O presente trabalho de pesquisa tende a abordar o uso do talco que é um filossilicato de magnésio hidratado de grande aplicação na construção civil e com diversidade de usos na indústria moderna. Sabendo que o talco é um mineral de origem secundária, o esperado é de que os depósitos advenham em uma granulometria fina, em rochas com uma textura pulverulenta que o mesmo esteja associado a algumas impurezas. O objetivo desta pesquisa será analisar a utilização do minério talco como impermeabilizante na construção civil bem como seu valor no mercado interno de produção. A pesquisa está fundamentada a partir das contribuições de pesquisadores como Dana (1960); Irving (1960); Moraes e Pinheiro (1956); Hurbult (1984).

Palavras-chaves: Talco. Impermeabilizante. Construção Civil.

ABSTRACT

The present research work tends to address the use of talc which is a hydrated magnesium filosilicate of great application in construction and with a diversity of uses in modern industry. Knowing that the talc is a mineral of secondary origin, it is expected that the deposits will come in a fine granulometry, in rocks with a powdery texture that it is associated with some impurities. The objective of this research will be to analyze the use of talc ore as a waterproofing agent in construction as well as its value in the domestic production market. The research is based on the contributions of researchers such as Dana (1960), Irving (1960), Moraes and Pinheiro (1956); Hurbult (1984).

Keywords: Baby powder. Waterproofing. Construction.

2. INTRODUÇÃO

Segundo o Centro de Tecnologia Mineral- CETEM (2008), o minério talco é um dos principais constituintes utilizados na indústria moderna, já que suas estruturas cristalinas, composição química e textura lhe conferem um largo espectro de utilidade na fabricação de cosméticos e contribui consideravelmente na indústria cerâmica.

No Brasil encontra-se uma das maiores produções mundiais do talco, possuindo quantitativamente condições de autossuficiência, já em termos de qualidade, o talco brasileiro recebe somente operações primárias do beneficiamento, tais como britagem e moagem, sendo esta a maior parte na produção da indústria cerâmica.

Desta forma, dispõem-se da pedra-sabão (Talco) na construção civil como reforço na impermeabilização de rodapés de casas, edifícios e em piscinas.

A outra pequena parte que não é usada na produção de cerâmicas, passa por um processo de secagem e moagem, antes de ser comercializada, e por fim destina-se para indústria farmacêutica, alimentícia e cosmética.
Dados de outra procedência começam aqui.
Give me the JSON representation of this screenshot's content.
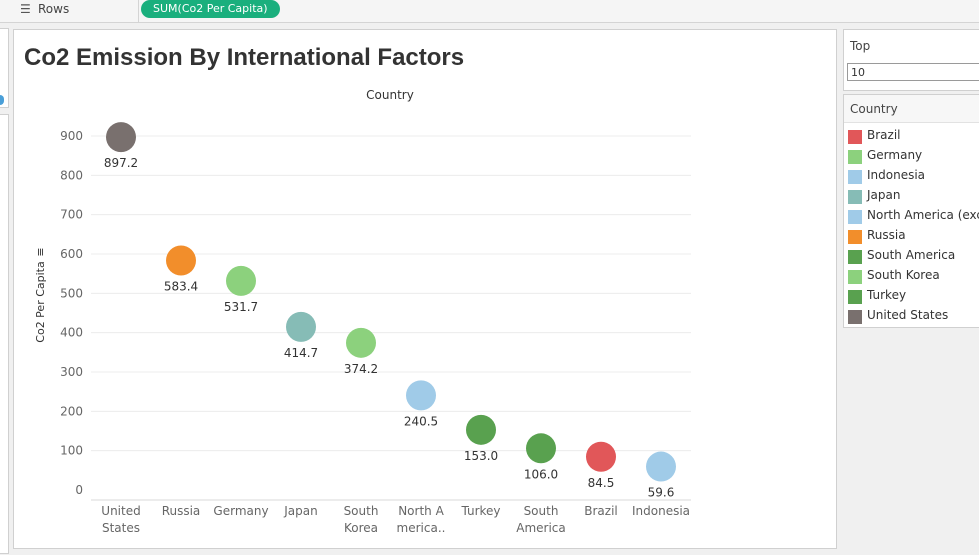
{
  "shelf": {
    "rows_label": "Rows",
    "pill_label": "SUM(Co2 Per Capita)",
    "rows_icon": "list-icon"
  },
  "title": "Co2 Emission By International Factors",
  "filter": {
    "title": "Top",
    "value": "10"
  },
  "legend": {
    "title": "Country",
    "items": [
      {
        "label": "Brazil",
        "color": "#e15759"
      },
      {
        "label": "Germany",
        "color": "#8cd17d"
      },
      {
        "label": "Indonesia",
        "color": "#a0cbe8"
      },
      {
        "label": "Japan",
        "color": "#86bcb6"
      },
      {
        "label": "North America (excl",
        "color": "#a0cbe8"
      },
      {
        "label": "Russia",
        "color": "#f28e2b"
      },
      {
        "label": "South America",
        "color": "#59a14f"
      },
      {
        "label": "South Korea",
        "color": "#8cd17d"
      },
      {
        "label": "Turkey",
        "color": "#59a14f"
      },
      {
        "label": "United States",
        "color": "#79706e"
      }
    ]
  },
  "chart_data": {
    "type": "scatter",
    "column_header": "Country",
    "ylabel": "Co2 Per Capita",
    "ylim": [
      0,
      950
    ],
    "yticks": [
      0,
      100,
      200,
      300,
      400,
      500,
      600,
      700,
      800,
      900
    ],
    "gridlines": "horizontal",
    "categories": [
      [
        "United",
        "States"
      ],
      [
        "Russia"
      ],
      [
        "Germany"
      ],
      [
        "Japan"
      ],
      [
        "South",
        "Korea"
      ],
      [
        "North A",
        "merica.."
      ],
      [
        "Turkey"
      ],
      [
        "South",
        "America"
      ],
      [
        "Brazil"
      ],
      [
        "Indonesia"
      ]
    ],
    "values": [
      897.2,
      583.4,
      531.7,
      414.7,
      374.2,
      240.5,
      153.0,
      106.0,
      84.5,
      59.6
    ],
    "value_labels": [
      "897.2",
      "583.4",
      "531.7",
      "414.7",
      "374.2",
      "240.5",
      "153.0",
      "106.0",
      "84.5",
      "59.6"
    ],
    "colors": [
      "#79706e",
      "#f28e2b",
      "#8cd17d",
      "#86bcb6",
      "#8cd17d",
      "#a0cbe8",
      "#59a14f",
      "#59a14f",
      "#e15759",
      "#a0cbe8"
    ]
  }
}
Por outro lado, em nível mundial, tem-se observado uma crescente diversificação das aplicações industriais de talcos nobres, pois esta tendência pode estimular empresas brasileiras a fornecer diferentes produtos para a exportação.

A proposta desta pesquisa será fornecer informações sobre as diversas especificações de mercado para usos do minério talco, assim como um perfil econômico resumido deste bem mineral.

3. REFERENCIAL TEÓRICO

3.1 COMPOSIÇÃO MINERALÓGICA

Segundo Dana (1960), o talco é um filossilicato de magnésio hidratado, com brilho perláceo e hábito micáceo, que apresenta em sua composição química Mg3(Si4O10) (OH)2 no qual seus constituintes (Mg, Si, O, OH) são responsáveis pelo formato do arranjo espacial do tipo “t-o-t”, de outro modo, em forma de sanduiche exibindo duas folhas tetraédricas formadas por átomos de oxigênio e silício o qual envolve uma folha octaédrica constituída pelos átomos de hidroxila e magnésio.

Figura 1 - Arranjo Espacial do tipo “t-o-t”

Fonte: Google Imagens

O mineral pode admitir o hábito placóide ou lamelar, o mesmo que vai de granular a fibroso.

O largo uso do talco na indústria se dar por suas propriedades primordiais: untuoso ao tato, inércia química, dureza baixa, assume o valor 1 na escala de Mohs e hidrofobicidade natural.

Figura 2 - Cristais de talco

Fonte: Google imagens

3.2 ASPECTOS GEOLÓGICOS

O talco é formado por alterações dos silicatos de magnésio em: olivina [forsterita Mg2(SiO4), fayalita Fe2(SiO4)] e anfibólio (antofilita e hornblenda).

Desta forma, o talco é associado à clorita, calcita, quartzo, dolomita, hematita, e Magnesita, além de ser encontrado em rochas ígneas ou metamórficas.

De acordo com estudiosos, nas rochas ígneas, especialmente peridotitos e piroxenitos, esses minérios são oriundos da alteração de olivina e piroxênios, já nas rochas metamórficas ocorre de forma granular e/ou criptocristalina, denominada pedra sabão, formando quase toda a massa da rocha. (Moraes e Pinheiro, 1956; Dana e Hurlbult, 1984, Souza, 1988).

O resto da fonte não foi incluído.